DM) Were you surprised that you could produce an album?

JB) Yes, I guess you could say that! Ha! I had to do it so I did it. I produced! It's really just a matter of trusting what's in my head and then trying to translate that to my musicians. Sometimes things get lost in the translation, you know, but at some point, you have to make a decision or you'll be in the studio for years. Working with musicians and engineers who have good ideas certainly helps. It's kind of a scary hat for me to wear.

DM) Scary also sounds like a bit empowering?

JB) I don't know...more humbling than empowering. If you read the album credits, you'll see others got producer credit as well, for various
reasons. Occasionally I'll know exactly what I want, you know, but most of the time when something works in an arrangement... a sound, a mix or whatever... it's very spontaneous. Ideas come from different
people...sometimes it's very different from what I planned, but so much better...that's what's humbling. Maybe I just don't feel right about calling myself a producer...but I guess I am. Hmm, suddenly I feel kind of powerful...get me a cigar.

DM) Is music your first love or did you pursue something else at first?

JB) I believed that I would be involved in music or something public my whole life...I don't really know why. As a child I would have this elaborate fantasy of sitting next to Johnny Carson and being funny and smart...everybody hanging on my every word...no clue as to why I was on the show, however. After high school I attempted to do the college thing...chose a major in criminology and ancient history and lasted a year and a quarter. The guy I married (and am still married to) fell in love with me and my music...that has a way of encouraging a person. Really, if I didn't pursue writing and performing I might open a restaurant, but this same guy strongly discourages that. Seriously, for the past 20 years, every job either one of us has taken, every business we've started, every insane thing we've done has had something to do with, in the end, trying to make a living making music... seems to be a couple of things in life you just don't like to stop doing once you start, and one of them is making music!

DM) Does your family encourage you in your music career?

JB) Yes, amazingly enough. My kids aren't embarrassed by me, that's a good thing. My husband keeps acting as "executive producer" and "personal manager". What that really means is that he writes a lot of checks and talks to the sound guys at clubs on my behalf. Seriously, there's no way I could do this without their encouragement and support.

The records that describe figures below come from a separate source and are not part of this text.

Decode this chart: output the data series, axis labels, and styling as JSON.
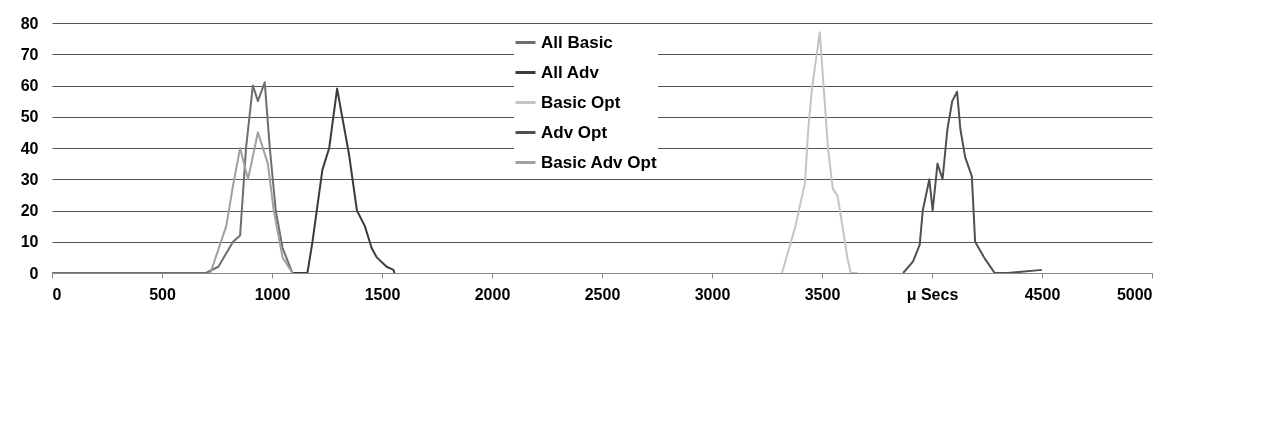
{
  "chart_data": {
    "type": "line",
    "xlim": [
      0,
      5000
    ],
    "ylim": [
      0,
      80
    ],
    "xticks": [
      0,
      500,
      1000,
      1500,
      2000,
      2500,
      3000,
      3500,
      {
        "value": 4000,
        "label": "μ Secs"
      },
      4500,
      5000
    ],
    "yticks": [
      0,
      10,
      20,
      30,
      40,
      50,
      60,
      70,
      80
    ],
    "grid": "y",
    "legend": "top",
    "marker": "none",
    "line_style": "solid",
    "series": [
      {
        "name": "All Basic",
        "color": "#6e6e6e",
        "x": [
          0,
          700,
          756,
          823,
          855,
          882,
          913,
          936,
          967,
          990,
          1017,
          1048,
          1093,
          1161
        ],
        "values": [
          0,
          0,
          2,
          10,
          12,
          40,
          60,
          55,
          61,
          40,
          20,
          8,
          0,
          0
        ]
      },
      {
        "name": "All Adv",
        "color": "#3c3c3c",
        "x": [
          1098,
          1161,
          1184,
          1229,
          1260,
          1296,
          1319,
          1350,
          1386,
          1422,
          1453,
          1476,
          1521,
          1552,
          1557
        ],
        "values": [
          0,
          0,
          10,
          33,
          40,
          59,
          50,
          38,
          20,
          15,
          8,
          5,
          2,
          1,
          0
        ]
      },
      {
        "name": "Basic Opt",
        "color": "#c4c4c4",
        "x": [
          3318,
          3378,
          3423,
          3437,
          3453,
          3468,
          3490,
          3527,
          3549,
          3571,
          3586,
          3616,
          3631,
          3661
        ],
        "values": [
          0,
          14.6,
          29,
          45.6,
          58,
          66,
          77,
          40,
          27,
          24.6,
          18,
          4.6,
          0,
          0
        ]
      },
      {
        "name": "Adv Opt",
        "color": "#505050",
        "x": [
          3869,
          3914,
          3944,
          3958,
          3988,
          4003,
          4025,
          4048,
          4070,
          4092,
          4114,
          4129,
          4151,
          4181,
          4196,
          4240,
          4285,
          4345,
          4500
        ],
        "values": [
          0,
          3.7,
          9,
          20,
          30,
          20,
          35,
          30,
          46,
          55,
          58,
          46,
          37,
          31,
          10,
          4.6,
          0,
          0,
          1
        ]
      },
      {
        "name": "Basic Adv Opt",
        "color": "#a0a0a0",
        "x": [
          720,
          792,
          823,
          855,
          891,
          936,
          981,
          1008,
          1048,
          1093
        ],
        "values": [
          0,
          15,
          28,
          40,
          30,
          45,
          35,
          20,
          5,
          0
        ]
      }
    ]
  }
}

DM) Is it difficult to have a family life with your career?

JB) Actually, I still haven't figured out how to do it all well... at the same time anyway. Either my career goes on hold or we're living on frozen entrees. Right now, we are in the frozen entree phase. (They make them a lot healthier than they used to!) I don't know. If I had to choose, I'd rather regret failing in the music business than failing in my marriage. And...I'd rather be starting a successful music career now than starting a family! It just seems like nobody...especially women...wants to sacrifice career for children or vice versa, so we just try to move them around the time line. Most of the time I think I've made the right decisions...

DM) Everybody makes wrong decisions. How do you live with yours?

JB) Geez, maybe you should be more specific and point a few out to me? (ha, ha)...seriously, some bad decisions are easier to live with than others, that's for sure. If I can't correct a mistake, I've got to put it behind me...if I moan and mope and regret, it just paralyzes me. They say what doesn't kill you makes you stronger, right? The other thing is, good "life" decisions I've made have, without a doubt have been terrible "career" decisions. So what do you do? I'm just hoping to turn all this frustration into a good song or two.